In March, the Ministry of Environment and Water reported that 300 tonnes of dead fish had washed ashore. This is in addition to losses at an aquaculture company, Asmak, which lost 600 tonnes of fish. The Emirates Diving Association (EDA) also surveyed some of the key sites in UAE waters. Two sites, known as Shark Island and Martini Rock, were deemed the healthiest, with the biggest diversity of fish.
"The number of coral families wasn't the highest, but the coral cover area was higher in these two dive sites compared with the poor coral cover from other areas," the association said in a statement. Although less diverse in terms of fish, coral and invertebrates, Dibba Rock boasted the highest number of fish. Earlier this week, the Ministry of Environment and Water released an undisclosed number of fish raised in captivity off the coast of Umm al Qaiwain and Ras al Khaimah. The fish releases are part of an ongoing ministry campaign to address areas affected by the tide, said Dr al Jamali.
The ministry might in future plant live coral in some of the affected locations, he said. Last month, the renowned Woods Hole Oceanographic Institution in the US submitted a proposal to help the UAE create an algal bloom monitoring and management programme. The proposal is currently being discussed by the Government. Although not much can be done to contain a bloom once it has formed, a monitoring programme is expected to help officials to react more quickly and eventually even predict the arrival of blooms.
It will also help scientists identify the links between the various man-made and natural contributing factors.
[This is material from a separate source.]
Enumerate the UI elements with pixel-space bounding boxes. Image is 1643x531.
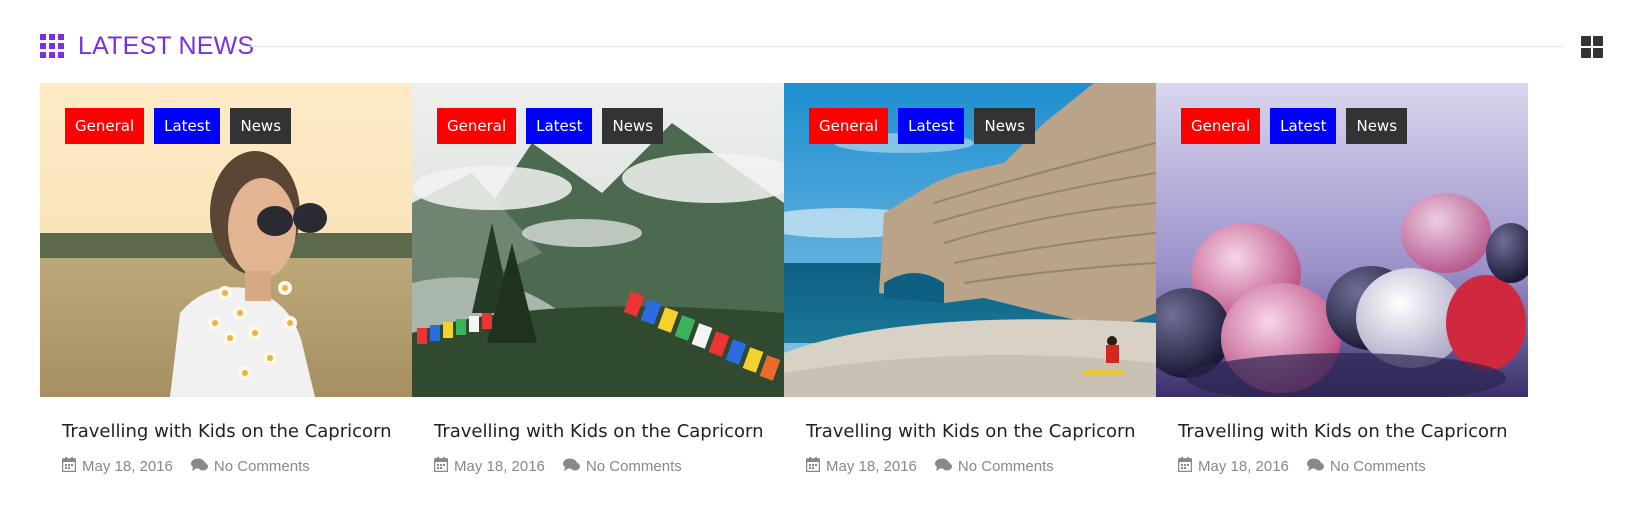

The red tide off the East Coast was partially driven by two species of microscopic algae, believed to have been brought to the area by ships discharging their ballast water at sea. For the first few months, Gymnodinium catenatum, a toxic microorganism which can cause paralytic shellfish poisoning, was the main catalyst. A few months later it was Cochlodinium polykrikoides.
Nutrients such as phosphorus and nitrates encourage algae to grow and end up in the ocean through effluent from sewage treatment plants and through wind, which carries particles into the sea. Rains also contribute by washing off fertilised gardens, car parks and other polluted surfaces. Confined spaces, where breakwaters slow down water circulation, also create favourable conditions for blooms. The coastlines of Dubai, Fujairah and Dibba have all been affected by large development drives, with new ports, marinas and leisure or residential developments.